Christine Benz, the personal finance expert at Morningstar, has an excellent article about the four investment rules to ignore. These “rules” are in wide practice throughout the industry, but they don’t hold up under close inspection. In fact, they will destroy your long-term returns if you let them.
1. Consistency of returns is important in investment selection.
2. If an investment has been a laggard over the past three or five years, cut it loose.
3. Your risk tolerance should determine your asset allocation.
4. It’s ok to go to cash when you are nervous about the market.

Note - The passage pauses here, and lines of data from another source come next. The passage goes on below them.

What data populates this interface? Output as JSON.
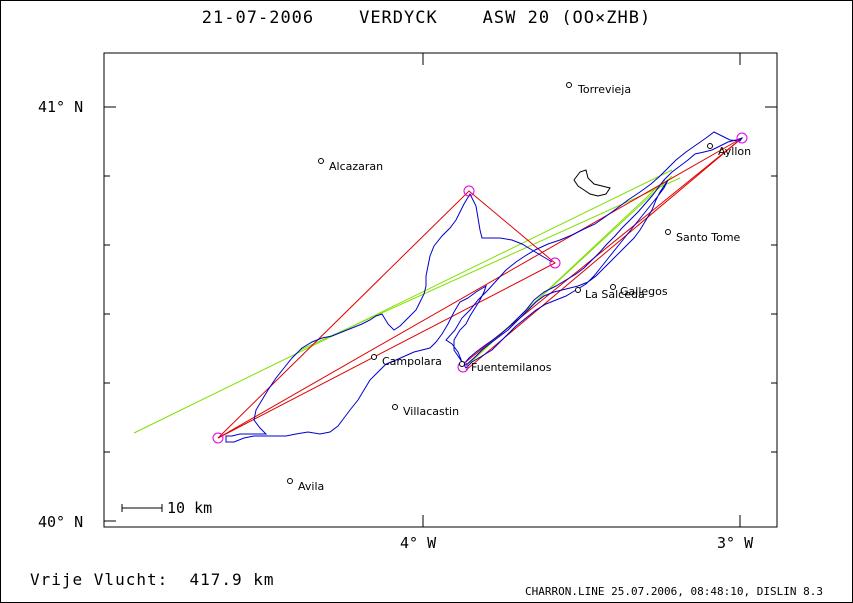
{
  "header": {
    "title": "21-07-2006    VERDYCK    ASW 20 (OO×ZHB)"
  },
  "footer": {
    "distance_label": "Vrije Vlucht:  417.9 km",
    "info": "CHARRON.LINE 25.07.2006, 08:48:10, DISLIN 8.3"
  },
  "axes": {
    "lat_labels": [
      "41° N",
      "40° N"
    ],
    "lon_labels": [
      "4° W",
      "3° W"
    ]
  },
  "scale_bar": {
    "label": "10 km"
  },
  "places": [
    {
      "name": "Torrevieja"
    },
    {
      "name": "Alcazaran"
    },
    {
      "name": "Ayllon"
    },
    {
      "name": "Santo Tome"
    },
    {
      "name": "Gallegos"
    },
    {
      "name": "La Salceda"
    },
    {
      "name": "Campolara"
    },
    {
      "name": "Fuentemilanos"
    },
    {
      "name": "Villacastin"
    },
    {
      "name": "Avila"
    }
  ],
  "colors": {
    "track": "#0000cc",
    "task_line": "#e00000",
    "alt_line": "#80e000",
    "turnpoint": "#e000e0",
    "frame": "#000000"
  }
}
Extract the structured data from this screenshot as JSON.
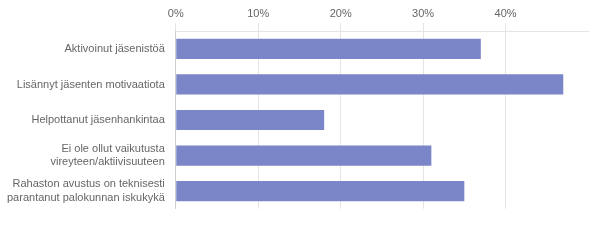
{
  "chart_data": {
    "type": "bar",
    "orientation": "horizontal",
    "categories": [
      "Rahaston avustus on teknisesti\nparantanut palokunnan iskukykä",
      "Ei ole ollut vaikutusta\nvireyteen/aktiivisuuteen",
      "Helpottanut jäsenhankintaa",
      "Lisännyt jäsenten motivaatiota",
      "Aktivoinut jäsenistöä"
    ],
    "values": [
      35,
      31,
      18,
      47,
      37
    ],
    "color": "#7B86C8",
    "xlim": [
      0,
      50
    ],
    "xticks": [
      {
        "value": 0,
        "label": "0%"
      },
      {
        "value": 10,
        "label": "10%"
      },
      {
        "value": 20,
        "label": "20%"
      },
      {
        "value": 30,
        "label": "30%"
      },
      {
        "value": 40,
        "label": "40%"
      }
    ],
    "grid": true
  }
}
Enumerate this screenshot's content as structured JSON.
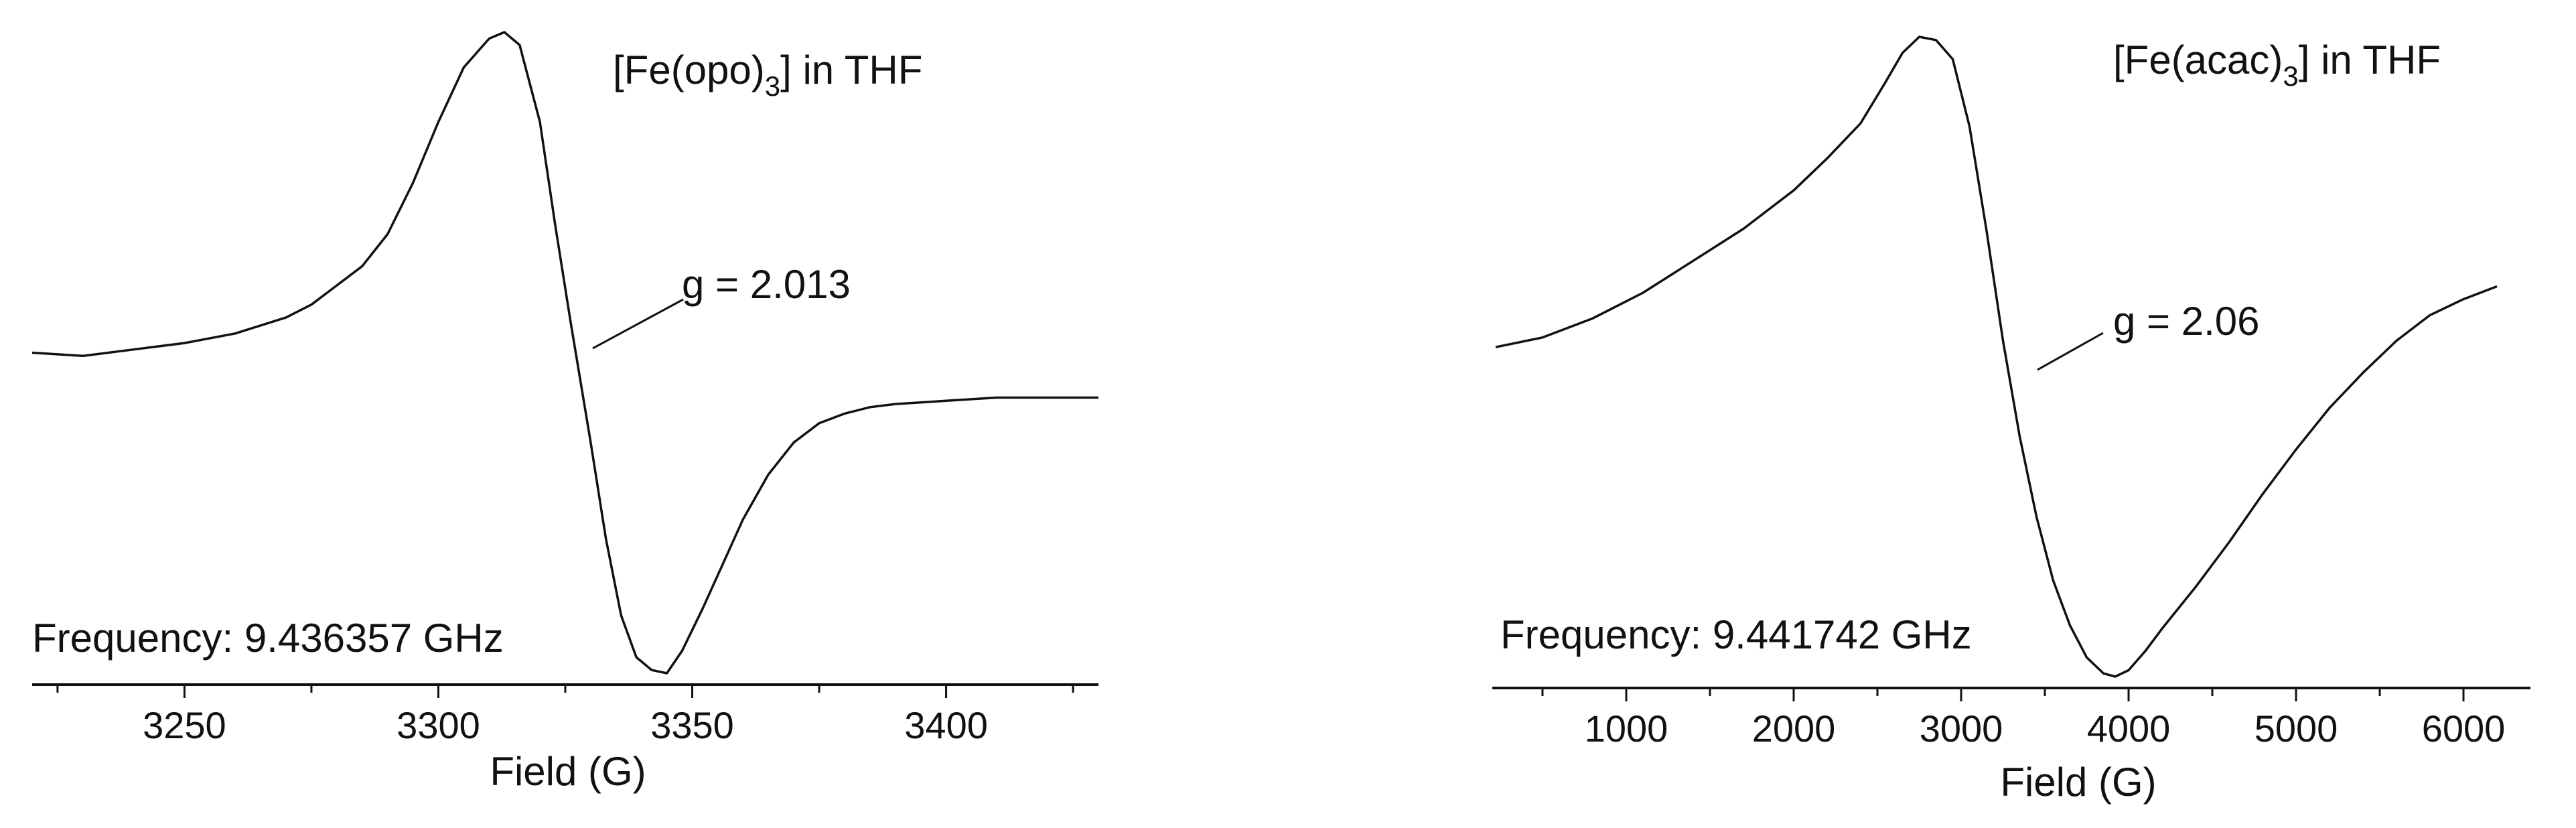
{
  "chart_data": [
    {
      "type": "line",
      "title": "",
      "xlabel": "Field (G)",
      "ylabel": "",
      "xlim": [
        3220,
        3430
      ],
      "ylim": [
        -1.0,
        1.0
      ],
      "xticks": [
        "3250",
        "3300",
        "3350",
        "3400"
      ],
      "tick_values": [
        3250,
        3300,
        3350,
        3400
      ],
      "grid": false,
      "annotations": {
        "sample_pre": "[Fe(opo)",
        "sample_sub": "3",
        "sample_post": "] in THF",
        "g_value": "g = 2.013",
        "frequency": "Frequency: 9.436357 GHz"
      },
      "series": [
        {
          "x": [
            3220,
            3230,
            3240,
            3250,
            3260,
            3270,
            3275,
            3280,
            3285,
            3290,
            3295,
            3300,
            3305,
            3310,
            3313,
            3316,
            3320,
            3323,
            3326,
            3330,
            3333,
            3336,
            3339,
            3342,
            3345,
            3348,
            3352,
            3356,
            3360,
            3365,
            3370,
            3375,
            3380,
            3385,
            3390,
            3400,
            3410,
            3420,
            3430
          ],
          "y": [
            0.0,
            -0.01,
            0.01,
            0.03,
            0.06,
            0.11,
            0.15,
            0.21,
            0.27,
            0.37,
            0.53,
            0.72,
            0.89,
            0.98,
            1.0,
            0.96,
            0.72,
            0.4,
            0.1,
            -0.28,
            -0.58,
            -0.82,
            -0.95,
            -0.99,
            -1.0,
            -0.93,
            -0.8,
            -0.66,
            -0.52,
            -0.38,
            -0.28,
            -0.22,
            -0.19,
            -0.17,
            -0.16,
            -0.15,
            -0.14,
            -0.14,
            -0.14
          ]
        }
      ]
    },
    {
      "type": "line",
      "title": "",
      "xlabel": "Field (G)",
      "ylabel": "",
      "xlim": [
        200,
        6400
      ],
      "ylim": [
        -1.0,
        1.0
      ],
      "xticks": [
        "1000",
        "2000",
        "3000",
        "4000",
        "5000",
        "6000"
      ],
      "tick_values": [
        1000,
        2000,
        3000,
        4000,
        5000,
        6000
      ],
      "grid": false,
      "annotations": {
        "sample_pre": "[Fe(acac)",
        "sample_sub": "3",
        "sample_post": "] in THF",
        "g_value": "g = 2.06",
        "frequency": "Frequency: 9.441742 GHz"
      },
      "series": [
        {
          "x": [
            220,
            500,
            800,
            1100,
            1400,
            1700,
            2000,
            2200,
            2400,
            2550,
            2650,
            2750,
            2850,
            2950,
            3050,
            3150,
            3250,
            3350,
            3450,
            3550,
            3650,
            3750,
            3850,
            3920,
            4000,
            4100,
            4200,
            4400,
            4600,
            4800,
            5000,
            5200,
            5400,
            5600,
            5800,
            6000,
            6200
          ],
          "y": [
            0.03,
            0.06,
            0.12,
            0.2,
            0.3,
            0.4,
            0.52,
            0.62,
            0.73,
            0.86,
            0.95,
            1.0,
            0.99,
            0.93,
            0.72,
            0.4,
            0.05,
            -0.25,
            -0.5,
            -0.7,
            -0.84,
            -0.94,
            -0.99,
            -1.0,
            -0.98,
            -0.92,
            -0.85,
            -0.72,
            -0.58,
            -0.43,
            -0.29,
            -0.16,
            -0.05,
            0.05,
            0.13,
            0.18,
            0.22
          ]
        }
      ]
    }
  ]
}
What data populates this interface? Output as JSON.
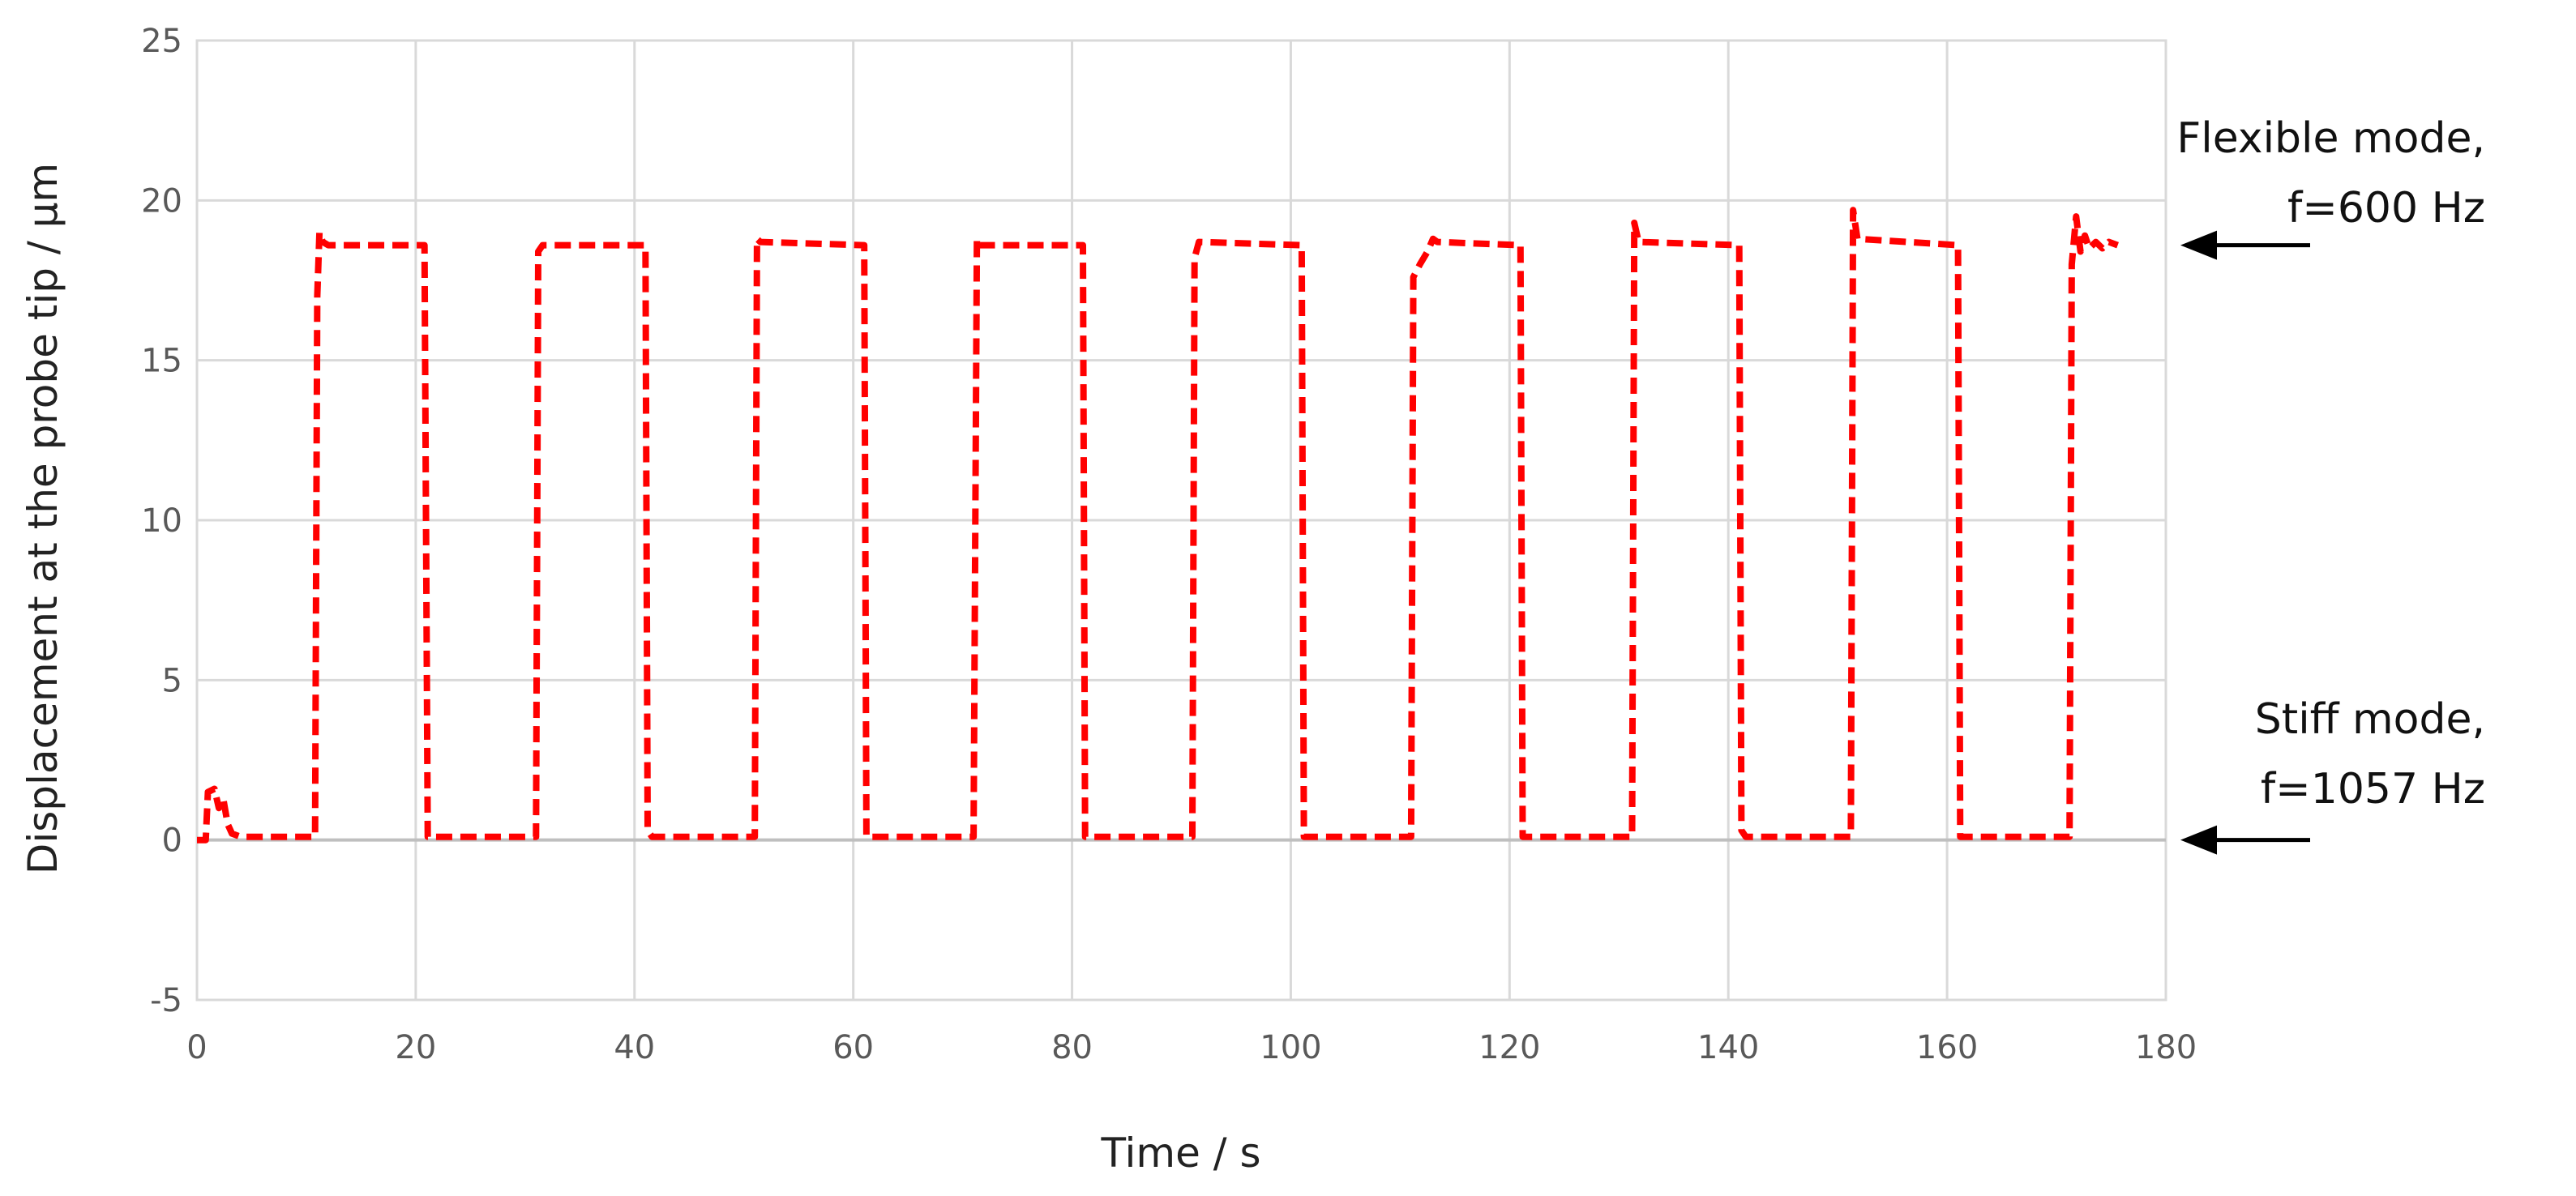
{
  "chart_data": {
    "type": "line",
    "title": "",
    "xlabel": "Time / s",
    "ylabel": "Displacement at the probe tip  / µm",
    "xlim": [
      0,
      180
    ],
    "ylim": [
      -5,
      25
    ],
    "x_ticks": [
      0,
      20,
      40,
      60,
      80,
      100,
      120,
      140,
      160,
      180
    ],
    "y_ticks": [
      -5,
      0,
      5,
      10,
      15,
      20,
      25
    ],
    "grid": true,
    "legend": "none",
    "line_color": "#ff0000",
    "line_style": "dashed",
    "series": [
      {
        "values": [
          [
            0.0,
            0.0
          ],
          [
            0.8,
            0.0
          ],
          [
            1.0,
            1.5
          ],
          [
            1.6,
            1.6
          ],
          [
            2.0,
            1.0
          ],
          [
            2.4,
            1.3
          ],
          [
            2.8,
            0.5
          ],
          [
            3.2,
            0.2
          ],
          [
            4.0,
            0.1
          ],
          [
            10.8,
            0.1
          ],
          [
            11.0,
            17.0
          ],
          [
            11.2,
            19.0
          ],
          [
            11.5,
            18.7
          ],
          [
            12.0,
            18.6
          ],
          [
            20.8,
            18.6
          ],
          [
            21.1,
            0.1
          ],
          [
            31.0,
            0.1
          ],
          [
            31.2,
            18.4
          ],
          [
            31.6,
            18.6
          ],
          [
            41.0,
            18.6
          ],
          [
            41.2,
            0.3
          ],
          [
            41.6,
            0.1
          ],
          [
            51.0,
            0.1
          ],
          [
            51.2,
            18.8
          ],
          [
            51.5,
            18.7
          ],
          [
            61.0,
            18.6
          ],
          [
            61.2,
            0.1
          ],
          [
            71.0,
            0.1
          ],
          [
            71.3,
            18.8
          ],
          [
            71.6,
            18.6
          ],
          [
            81.0,
            18.6
          ],
          [
            81.2,
            0.1
          ],
          [
            91.0,
            0.1
          ],
          [
            91.2,
            18.2
          ],
          [
            91.6,
            18.7
          ],
          [
            101.0,
            18.6
          ],
          [
            101.2,
            0.1
          ],
          [
            111.0,
            0.1
          ],
          [
            111.2,
            17.6
          ],
          [
            111.8,
            18.0
          ],
          [
            112.5,
            18.4
          ],
          [
            113.0,
            18.8
          ],
          [
            113.4,
            18.7
          ],
          [
            121.0,
            18.6
          ],
          [
            121.2,
            0.1
          ],
          [
            131.2,
            0.1
          ],
          [
            131.4,
            19.3
          ],
          [
            131.8,
            18.7
          ],
          [
            141.0,
            18.6
          ],
          [
            141.2,
            0.3
          ],
          [
            141.6,
            0.1
          ],
          [
            151.2,
            0.1
          ],
          [
            151.4,
            19.7
          ],
          [
            151.8,
            18.8
          ],
          [
            161.0,
            18.6
          ],
          [
            161.2,
            0.1
          ],
          [
            171.2,
            0.1
          ],
          [
            171.4,
            18.0
          ],
          [
            171.8,
            19.5
          ],
          [
            172.2,
            18.4
          ],
          [
            172.6,
            18.9
          ],
          [
            173.0,
            18.5
          ],
          [
            173.6,
            18.7
          ],
          [
            174.2,
            18.5
          ],
          [
            174.8,
            18.7
          ],
          [
            175.6,
            18.6
          ]
        ]
      }
    ]
  },
  "annotations": [
    {
      "lines": [
        "Flexible mode,",
        "f=600 Hz"
      ],
      "arrow_y": 18.6
    },
    {
      "lines": [
        "Stiff mode,",
        "f=1057 Hz"
      ],
      "arrow_y": 0
    }
  ]
}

This article is a must-read.








Kinda have a problem with her point #4. I agree that trying to time the market is futile at best. But moving money AWAY from the market when high risk prevails and moving INTO the market when that risk subsides is not really market timing. Will we be out at the top? NO! Will we be in at the bottom? NO! I acknowledge that historically 2/3 of the time the market rises, so moving 100% to cash may not be a prudent move, but sometimes on a relative strength basis MNYMKT is the strongest place to be. Afterall does not a majority of the risk come the market/sector, not the individual stock/etf?
I believe alot of the info (buy/hold) out there is based on what works in a secular bull market (i.e ’82-’00) and those strategies may not work well in a secular bear. Buy/Hold may not even be the best strategy in a secular bull. My research says that missing the BEST days also many times meant we missed the WORST days.
I don’t think Christine Benz is addressing going to cash as part of a systematic tactical strategy. I think she is addressing the “emotional asset allocation” issue that we have talked so much about on this blog-moving to cash when you “feel nervous.” That’s how most clients do it, and that’s a lot different that using cash strategically as part of a plan. Changing your allocation based on how you are feeling at the moment is a recipe for disaster.
Absolute recipe for disaster!! I will catch up on some previous posts. Keep up with strong work!